Teaching Primary Mathematics.. (Booker, Bond, Sparrow and Swan)

This book is AMAZING! It's quite pricey (I think I saw it for $115 at a book seller stall the other week) but totally worth it! Written in a really easy to read but comprehensive manner, it covers the concepts that kids need to know, the sequence for learning, common misconceptions and examples of activities too. PERFECT!
Another resource that I love to use in the class, are the Targeting Maths Literacy books. There are four sets, each has a big book and 12 (I think) small books to go with it.
Here's one set of the small books
They're suitable for Reception-2 and cover a range of topics from Number through Measurement and Geometry. I love using the big books with the class as a part of our whole class focus time, but I find both the big and little books are popular with kids when they have free reading time. The little books are also fantastic for small group work - I use them when I have support staff in my room - they can take a book and a couple of kids and focus on a particular strategy or concept.

I would love to hear about some new maths resources....what is your favourite?

Saturday, 3 August 2013

Roll, add and colour... an easy dice game

This week's game is a little bit late for Friday game day..... but better late than never! ;)
This game is great for practicing addition, but it can easily be adapted for subtraction or multiplication... and it's so easy to differentiate.
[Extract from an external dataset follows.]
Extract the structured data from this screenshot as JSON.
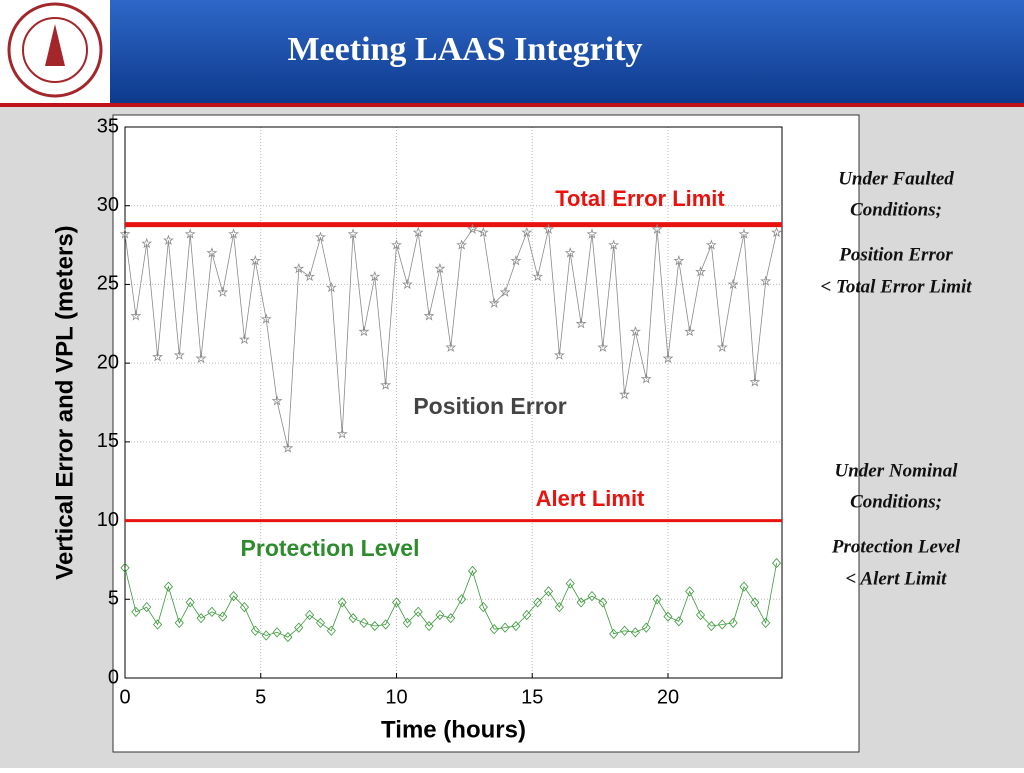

To play, you need two players, a couple of dice (0-6 to start with, or 1-10 for those kids who are more confident with their addition), a different coloured pencil each and a photocopy of the game board.
Player 1 rolls the dice and then adds the numbers together. they then colour that number of squares on the game board. Player 2 then has a turn and the game continues until all squares are coloured in. The person with the most squares in their colour is the winner!
For older kids, I use graph paper, and have them multiply the numbers on the dice - it's a great way to reinforce multiplicative thinking using Arrays.
This game is great for early finishers, as a Maths warm up or for those times when you have a spare 10 minutes before the bell goes (not that this happens very often in my class though... we always seem to run over time!)